Data submissions for updating existing data or inserting new data can be made using the NYUMAD Java applet client, or by custom-built user programs, or HTML forms that access directly the server middle tier server . As with data retrieval, the GUI front-end capabilities of the NYUMAD Java applet make data submission transparent to the user.
The NYUMAD applet presents data in a logical manner and allows easy navigation through the data. As the user navigates through the data, the required information is retrieved. It also allows straight-forward updating of existing data and the insertion of new data. The NYUMAD applet can also retrieve data in the MAML XML format which can then be cut and pasted to other applications.
The NYUMAD system integrates several Clustering algorithms and libraries, in order to provide a complete service to the user. The integration is such to automatically access the Data Base and avoid tedious data reformatting and translation tasks.

Architecture: The NYUMAD has a three-tier architecture as shown in the diagram below.

Front tier The Front tier comprises the NYUMAD applet and/or user's custom-built programs and HTML forms. The applet is written in Java and interacts with the middle tier using HTTP, requesting or submitting data using either a text based format or (Java) object serialization. Custom applications interact using HTTP and a text based format. The Microarray data in text based interactions is in MAML XML format.
Middle tier The middle tier is provided by NYUMAD servlets written in Java that handle requests and submissions from the front tier. The middle tier is invisible to the end user. Requested data is retrieved from the RDBMS in the back tier using JDBC and then sent to the front tier either in MAML XML format or in the form of serialized objects for the NYUMAD applet or applications capable of interpreting the Java Object Serialization protocol. The middle tier servlets provide all the application logic necessary to ensure the integrity of the data and adherence to necessary rules, constraints and security restrictions. In addition the middle tier caches data, allowing for faster data retrieval and better scalability. The middle tier can access multiple back tier databases, allowing for data distribution and scalability. The middle tier uses the server's file management system to store and retrieve large files such as image files. In addition, the functional abstraction provided by the middle tier shields the front tier from changes in the back end structure, thus ensuring development extensibility and flexibility for the system.
Back tier The back tier comprises the relational database management systems (RDBMS, currently PostgreSQL running on a 6 nodes Linux cluster) that store the Microarray and related data. It also includes the file management system used to store large files such as image files. The database schema is based on the MAML specification adapted to relational systems. Since the database access code in the middle tier uses JDBC, databases from different vendors can be used with relatively little additional code.

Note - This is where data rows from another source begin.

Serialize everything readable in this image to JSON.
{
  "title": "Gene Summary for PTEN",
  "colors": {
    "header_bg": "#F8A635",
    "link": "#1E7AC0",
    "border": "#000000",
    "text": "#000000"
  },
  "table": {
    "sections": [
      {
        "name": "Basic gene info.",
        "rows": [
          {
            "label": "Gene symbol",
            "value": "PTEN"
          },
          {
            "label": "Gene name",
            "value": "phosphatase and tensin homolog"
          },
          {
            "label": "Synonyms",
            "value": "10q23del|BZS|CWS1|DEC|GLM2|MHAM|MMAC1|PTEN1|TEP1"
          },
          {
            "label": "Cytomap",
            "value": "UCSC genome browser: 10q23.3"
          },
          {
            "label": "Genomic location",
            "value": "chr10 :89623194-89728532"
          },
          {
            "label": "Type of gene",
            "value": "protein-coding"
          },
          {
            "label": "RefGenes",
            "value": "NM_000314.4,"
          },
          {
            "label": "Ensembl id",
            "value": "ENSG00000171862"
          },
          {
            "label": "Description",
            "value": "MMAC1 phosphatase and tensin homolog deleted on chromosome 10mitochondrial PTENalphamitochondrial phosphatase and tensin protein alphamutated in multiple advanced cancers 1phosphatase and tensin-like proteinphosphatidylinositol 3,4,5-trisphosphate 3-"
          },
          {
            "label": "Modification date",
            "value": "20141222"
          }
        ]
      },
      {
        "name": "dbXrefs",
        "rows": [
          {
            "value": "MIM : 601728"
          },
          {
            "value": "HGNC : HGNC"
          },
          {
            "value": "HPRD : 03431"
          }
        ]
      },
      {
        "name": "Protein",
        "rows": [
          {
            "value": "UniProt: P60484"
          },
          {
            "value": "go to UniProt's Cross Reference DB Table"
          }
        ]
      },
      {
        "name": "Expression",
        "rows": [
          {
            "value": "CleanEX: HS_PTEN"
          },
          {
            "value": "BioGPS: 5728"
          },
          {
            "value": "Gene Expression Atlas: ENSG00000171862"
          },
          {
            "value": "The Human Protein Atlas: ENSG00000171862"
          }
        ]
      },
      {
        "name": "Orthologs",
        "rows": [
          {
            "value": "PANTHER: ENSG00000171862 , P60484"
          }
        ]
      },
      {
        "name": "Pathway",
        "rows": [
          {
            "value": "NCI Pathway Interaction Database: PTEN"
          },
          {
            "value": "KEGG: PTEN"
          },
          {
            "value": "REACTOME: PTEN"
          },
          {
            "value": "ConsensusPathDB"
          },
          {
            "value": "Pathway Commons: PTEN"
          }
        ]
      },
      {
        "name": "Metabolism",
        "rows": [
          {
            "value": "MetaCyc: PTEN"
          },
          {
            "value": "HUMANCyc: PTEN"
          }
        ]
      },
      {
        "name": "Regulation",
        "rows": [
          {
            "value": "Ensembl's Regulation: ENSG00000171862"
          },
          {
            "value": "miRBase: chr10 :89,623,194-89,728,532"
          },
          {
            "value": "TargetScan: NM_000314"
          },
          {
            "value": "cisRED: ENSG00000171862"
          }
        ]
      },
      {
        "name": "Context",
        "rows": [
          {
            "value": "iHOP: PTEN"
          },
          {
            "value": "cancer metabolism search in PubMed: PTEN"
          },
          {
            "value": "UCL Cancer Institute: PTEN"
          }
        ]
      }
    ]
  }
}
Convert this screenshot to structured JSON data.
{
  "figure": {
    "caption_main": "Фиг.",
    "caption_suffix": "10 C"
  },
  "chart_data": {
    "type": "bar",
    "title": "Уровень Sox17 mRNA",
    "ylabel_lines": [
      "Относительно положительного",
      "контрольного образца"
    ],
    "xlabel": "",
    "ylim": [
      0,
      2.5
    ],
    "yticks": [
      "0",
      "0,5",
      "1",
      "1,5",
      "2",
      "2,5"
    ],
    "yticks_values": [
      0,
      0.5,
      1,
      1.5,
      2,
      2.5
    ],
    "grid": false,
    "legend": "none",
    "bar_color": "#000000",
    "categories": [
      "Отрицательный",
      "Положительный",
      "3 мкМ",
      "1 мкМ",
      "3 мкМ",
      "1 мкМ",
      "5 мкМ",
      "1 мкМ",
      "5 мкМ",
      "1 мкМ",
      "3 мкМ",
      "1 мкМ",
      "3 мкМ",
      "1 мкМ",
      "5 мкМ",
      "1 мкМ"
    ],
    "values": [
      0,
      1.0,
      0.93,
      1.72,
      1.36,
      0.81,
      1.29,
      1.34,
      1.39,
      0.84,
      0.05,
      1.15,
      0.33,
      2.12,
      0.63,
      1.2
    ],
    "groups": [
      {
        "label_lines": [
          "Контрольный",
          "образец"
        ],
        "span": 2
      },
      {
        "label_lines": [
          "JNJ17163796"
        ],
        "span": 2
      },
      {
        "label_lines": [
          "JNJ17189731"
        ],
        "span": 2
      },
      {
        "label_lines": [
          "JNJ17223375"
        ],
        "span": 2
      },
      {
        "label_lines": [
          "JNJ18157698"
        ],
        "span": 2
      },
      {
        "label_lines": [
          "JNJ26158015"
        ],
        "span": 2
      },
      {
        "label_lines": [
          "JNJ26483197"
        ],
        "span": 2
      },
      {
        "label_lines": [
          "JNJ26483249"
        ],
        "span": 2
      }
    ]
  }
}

We have built the NYUMAD database as part of our integrated system for Bioinformatics centered on the VALIS tool. We took extreme care in making the system "distributable" from the start, by clearly defining a three tiered architecture that allows us to concentrate on different aspects of the design. We also closely followed the MAML standard put forth in the Spring of 2001 by the MGED group. It is our intention to follow up on this design and to augment the NYUMAD DB with a module capable to communicate with other systems on the basis of the new MAGE-ML OMG Object model standard.